Monday, June 18, 2007

This is the value of a "brand name" education

The other night over dinner, my boyfriend and I were discussing tuition prices for our first year of college. He started at UT Austin in the Fall of 1988; I started at Johns Hopkins University in the Fall of 1989. His first semester as a Texas resident was $450 and the price rose to $500 his second semester, making the grand total for his first year of college education a full $950. Now I, the East Coast Sophisticate, as he teases me, paid (or rather, my father paid) $15,000 for my first year of tuition.

Insane? Obviously.

To the outside observer, anyway.

He was a student on a campus of 50,000 students, while I enjoyed the relative quiet of being amongst less than 3,000 undergrads and a few hundred more graduate students. I knew a large proportion of my graduating class, but I know he can't say the same. And while we are both very intelligent people, I have experienced being one of the least intelligent people in a class or just simply in a room. He has not. He understands not wanting to be the smartest person in a room, but he's never spent years in a place where, even in an elevator or bathroom, you knew with almost absolute certainty that you weren't the smartest person in the room. I can't quite explain the comfort in that, but there's something easy about being able to use all your SAT words and skip as many steps in logical thought as you want, over a bowl of Lucky Charms, and not feel self conscious about it.

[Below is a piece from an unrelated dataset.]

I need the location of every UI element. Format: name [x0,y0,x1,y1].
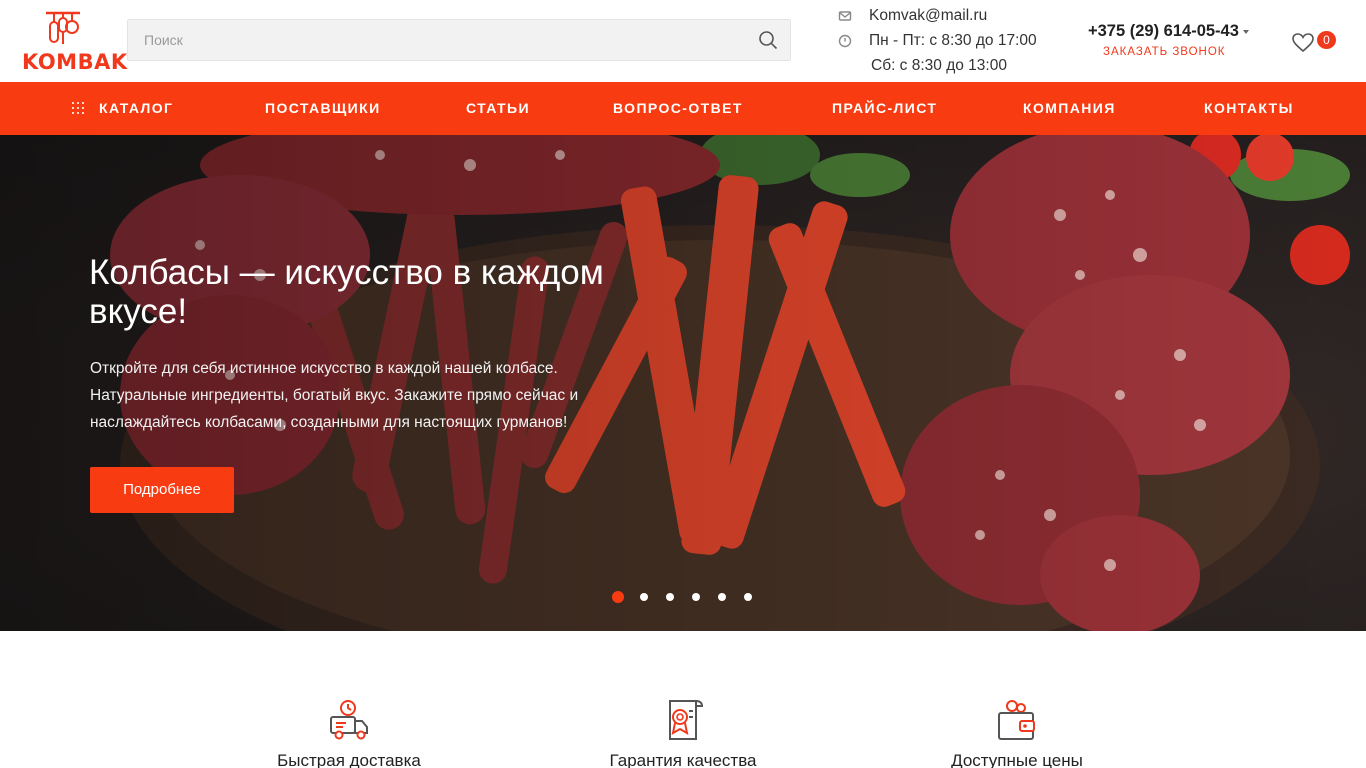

But here's the true power of the designer label education. It's where your friends wind up. I not only know doctors and lawyers and professors and such, but I know a great transplant surgeon in New York City. I can email a friend and get a referral to one of the top specialists on a rare autoimmune disorder for a friend's brother. In the space of 20 minutes, I can get a full explanation on the current methodology for biopsies of breast lumps and a recommendation for a second opinion.

It's that part of what college is about? Making the connections that will help you throughout your life? I don't mean to suggest that there aren't many people who graduated from UT who have gone on to do amazing things and help their former classmates, just that there were probably a higher proportion of Hopkins alum who did and with the smaller number of students, one had a much higher probability of actually knowing them.

We're just going to ignore the guy I went to school with who produces Pimp My Ride. That works for you, right?